Monday, August 25, 2014

Every. Time.


Same story, different dead black person. Come on, New York Times.

Yep, they've published an article all about all the very bad things Mike Brown did before he was murdered by a racist cop. ON THE DAY OF HIS FUNERAL.

They literally used the words "was no angel." UGH.

You can see the full article, using Do Not Link so the NYT won't get any hits from me, here.

Michael Brown, 18, due to be buried on Monday, was no angel, with public records and interviews with friends and family revealing both problems and promise in his young life. Shortly before his encounter with Officer Wilson, the police say he was caught on a security camera stealing a box of cigars, pushing the clerk of a convenience store into a display case. He lived in a community that had rough patches, and he dabbled in drugs and alcohol. He had taken to rapping in recent months, producing lyrics that were by turns contemplative and vulgar. He got into at least one scuffle with a neighbor.

You know who's no angel? Me. I've dabbled in drugs and alcohol. I've taken to producing writings that are by turns contemplative and vulgar. I've gotten into at least one scuffle with a neighbor.

I haven't, and will never be, shot by a cop while surrendering, only to then be smeared by a nationally-read news outlet that publishes false facts about a robbery that didn't happen and suggesting that it's somehow my fault that my community had problems. None of my past misdeeds would ever be published in an article about my murder. You can tell by the way that white mass murderers get super gentle articles published about them, bemoaning the struggles they went through and going out of their way to suggest all kinds of mental illnesses and cognitive deviations from the norm they can think of to excuse their behavior, whether accurate or not.

I bit a kid in elementary school. Gonna publish that tidbit on the day of my funeral?

There's more. What are these bizarre details?

"In the ninth grade at McCluer High School in Florissant, Mr. Brown was accused of stealing an iPod."

Why is this included?

"As a boy, Michael was a handful ... When they left out pens and pencils, he would use them to write on the wall."

What kid didn't?

"One time, his mother gave him her A.T.M. card so he could buy shoes, said Mr. Brown's friend Brandon Lewis. Mr. Brown bought himself a PlayStation console."

Wow, he must be the only kid who ever did that. And I'm sure he was old enough at the time to be called "Mr."

It goes on and on. Sometimes he talked back. He got into one fight (I've been in more fights than that). He hinted at frustration with his family.

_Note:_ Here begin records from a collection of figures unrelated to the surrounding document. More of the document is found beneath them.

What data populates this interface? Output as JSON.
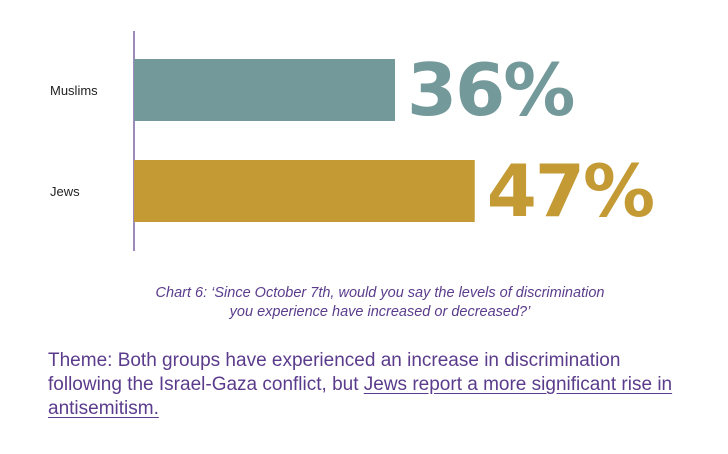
{
  "chart_data": {
    "type": "bar",
    "orientation": "horizontal",
    "categories": [
      "Muslims",
      "Jews"
    ],
    "values": [
      36,
      47
    ],
    "value_labels": [
      "36%",
      "47%"
    ],
    "unit": "%",
    "colors": [
      "#74999a",
      "#c39a34"
    ],
    "axis_color": "#5b3c8c",
    "xlim": [
      0,
      100
    ],
    "grid": false,
    "legend": "none"
  },
  "caption": {
    "line1": "Chart 6: ‘Since October 7th, would you say the levels of discrimination",
    "line2": "you experience have increased or decreased?’"
  },
  "theme": {
    "text_before": "Theme: Both groups have experienced an increase in discrimination following the Israel-Gaza conflict, but ",
    "text_highlight": "Jews report a more significant rise in antisemitism."
  }
}
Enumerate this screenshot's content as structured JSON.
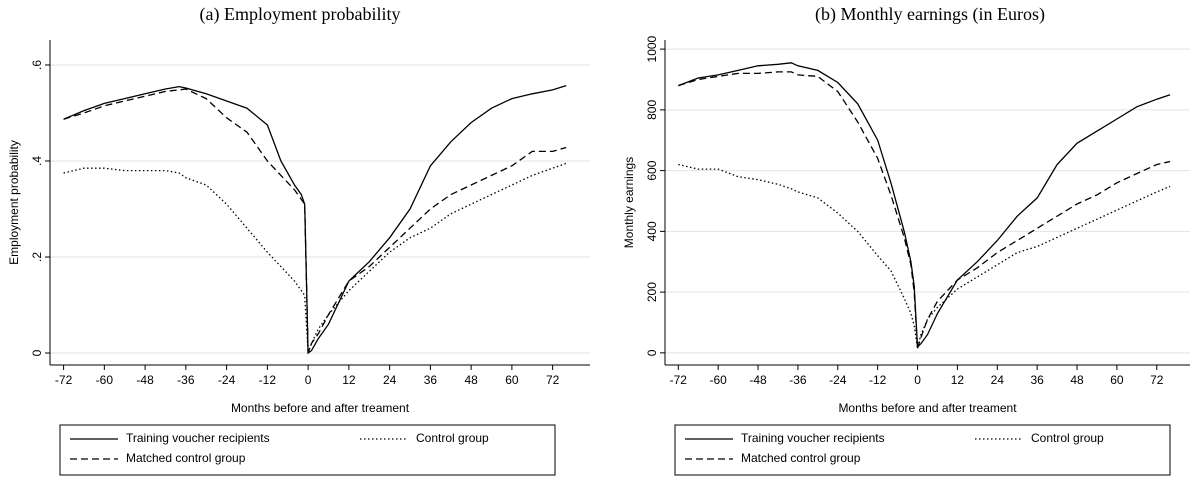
{
  "chart_data": [
    {
      "type": "line",
      "title": "(a) Employment probability",
      "xlabel": "Months before and after treament",
      "ylabel": "Employment probability",
      "x": [
        -72,
        -66,
        -60,
        -54,
        -48,
        -42,
        -38,
        -36,
        -30,
        -24,
        -18,
        -12,
        -8,
        -4,
        -2,
        -1,
        0,
        1,
        3,
        6,
        12,
        18,
        24,
        30,
        36,
        42,
        48,
        54,
        60,
        66,
        72,
        76
      ],
      "series": [
        {
          "name": "Training voucher recipients",
          "color": "#000000",
          "dash": "solid",
          "values": [
            0.487,
            0.505,
            0.52,
            0.53,
            0.54,
            0.55,
            0.555,
            0.552,
            0.54,
            0.525,
            0.51,
            0.475,
            0.4,
            0.35,
            0.33,
            0.31,
            0,
            0.005,
            0.03,
            0.06,
            0.15,
            0.19,
            0.24,
            0.3,
            0.39,
            0.44,
            0.48,
            0.51,
            0.53,
            0.54,
            0.548,
            0.557
          ]
        },
        {
          "name": "Control group",
          "color": "#000000",
          "dash": "dot",
          "values": [
            0.375,
            0.385,
            0.385,
            0.38,
            0.38,
            0.38,
            0.375,
            0.365,
            0.35,
            0.31,
            0.26,
            0.21,
            0.18,
            0.15,
            0.13,
            0.12,
            0,
            0.02,
            0.05,
            0.08,
            0.13,
            0.17,
            0.21,
            0.24,
            0.26,
            0.29,
            0.31,
            0.33,
            0.35,
            0.37,
            0.385,
            0.395
          ]
        },
        {
          "name": "Matched control group",
          "color": "#000000",
          "dash": "dash",
          "values": [
            0.487,
            0.5,
            0.515,
            0.525,
            0.535,
            0.545,
            0.548,
            0.55,
            0.53,
            0.49,
            0.46,
            0.4,
            0.37,
            0.34,
            0.32,
            0.31,
            0,
            0.02,
            0.04,
            0.08,
            0.15,
            0.18,
            0.22,
            0.26,
            0.3,
            0.33,
            0.35,
            0.37,
            0.39,
            0.42,
            0.42,
            0.428
          ]
        }
      ],
      "xlim": [
        -76,
        83
      ],
      "ylim": [
        -0.025,
        0.652
      ],
      "xticks": [
        -72,
        -60,
        -48,
        -36,
        -24,
        -12,
        0,
        12,
        24,
        36,
        48,
        60,
        72
      ],
      "yticks": [
        0,
        {
          "value": 0.2,
          "label": ".2"
        },
        {
          "value": 0.4,
          "label": ".4"
        },
        {
          "value": 0.6,
          "label": ".6"
        }
      ],
      "grid": true
    },
    {
      "type": "line",
      "title": "(b) Monthly earnings (in Euros)",
      "xlabel": "Months before and after treament",
      "ylabel": "Monthly earnings",
      "x": [
        -72,
        -66,
        -60,
        -54,
        -48,
        -42,
        -38,
        -36,
        -30,
        -24,
        -18,
        -12,
        -8,
        -4,
        -2,
        -1,
        0,
        1,
        3,
        6,
        12,
        18,
        24,
        30,
        36,
        42,
        48,
        54,
        60,
        66,
        72,
        76
      ],
      "series": [
        {
          "name": "Training voucher recipients",
          "color": "#000000",
          "dash": "solid",
          "values": [
            880,
            905,
            915,
            930,
            945,
            950,
            955,
            945,
            930,
            890,
            820,
            700,
            560,
            400,
            300,
            220,
            20,
            30,
            60,
            130,
            240,
            300,
            370,
            450,
            510,
            620,
            690,
            730,
            770,
            810,
            835,
            850
          ]
        },
        {
          "name": "Control group",
          "color": "#000000",
          "dash": "dot",
          "values": [
            620,
            605,
            605,
            580,
            570,
            555,
            540,
            530,
            510,
            460,
            400,
            320,
            270,
            180,
            130,
            90,
            15,
            60,
            110,
            150,
            210,
            250,
            290,
            330,
            350,
            380,
            410,
            440,
            470,
            500,
            530,
            548
          ]
        },
        {
          "name": "Matched control group",
          "color": "#000000",
          "dash": "dash",
          "values": [
            880,
            900,
            910,
            920,
            920,
            925,
            925,
            915,
            910,
            860,
            760,
            640,
            520,
            380,
            290,
            200,
            15,
            50,
            110,
            170,
            240,
            280,
            330,
            370,
            410,
            450,
            490,
            520,
            560,
            590,
            620,
            630
          ]
        }
      ],
      "xlim": [
        -76,
        82
      ],
      "ylim": [
        -40,
        1030
      ],
      "xticks": [
        -72,
        -60,
        -48,
        -36,
        -24,
        -12,
        0,
        12,
        24,
        36,
        48,
        60,
        72
      ],
      "yticks": [
        0,
        200,
        400,
        600,
        800,
        1000
      ],
      "grid": true
    }
  ]
}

He was not the best student.

All of these details are published without comment. No "but he didn't deserve to die for this." There were positive things about him in the article. But a lot of what's said is framed in the negative. "He didn't have a criminal record." "He wasn't in a gang." Not "he was a law-abiding, responsible member of the community."

Now, the author, John Eligon, is a black man. It would be a lot worse if it was written by a white person. But this piece echoes a serious problem in reporting when it comes to talking about young black people who are killed for no good reason by cops and vigilantes and random racists. There always has to be talk about all the little insignificant things they did wrong in their lives, in the way that never happens with white people. Commenting on the smoking of the marijuana and giving the finger and shoplifting - things that literally nearly every teenager in the universe does unless they're Mormon.

I'd really like to know Mr. Eligon's reason for writing this piece.


Apparently the New York Times has already published a response to the complaints about this piece. John Eligon says that he was trying to create a realistic and human portrait of Mike Brown and argues that there are plenty of positive details about the him. I still feel like the bad outweighed the good by quite a bit. Eligon does say that he regrets the "no angel" part, but was trying to play off of the opening story about Brown seeing an angel in the clouds.

I had a feeling that was why he chose those words, but these articles don't get written and published in a vacuum. There are no vacuums. If you're even a little bit plugged into the black activist community, you know better than to use a phrase like that in an article about another gunned down black kid. You know how harmful it is to say things like that and point out tiny flaws and transgressions while racists are clinging to anything to justify the kid's murder by a white cop. It's no good.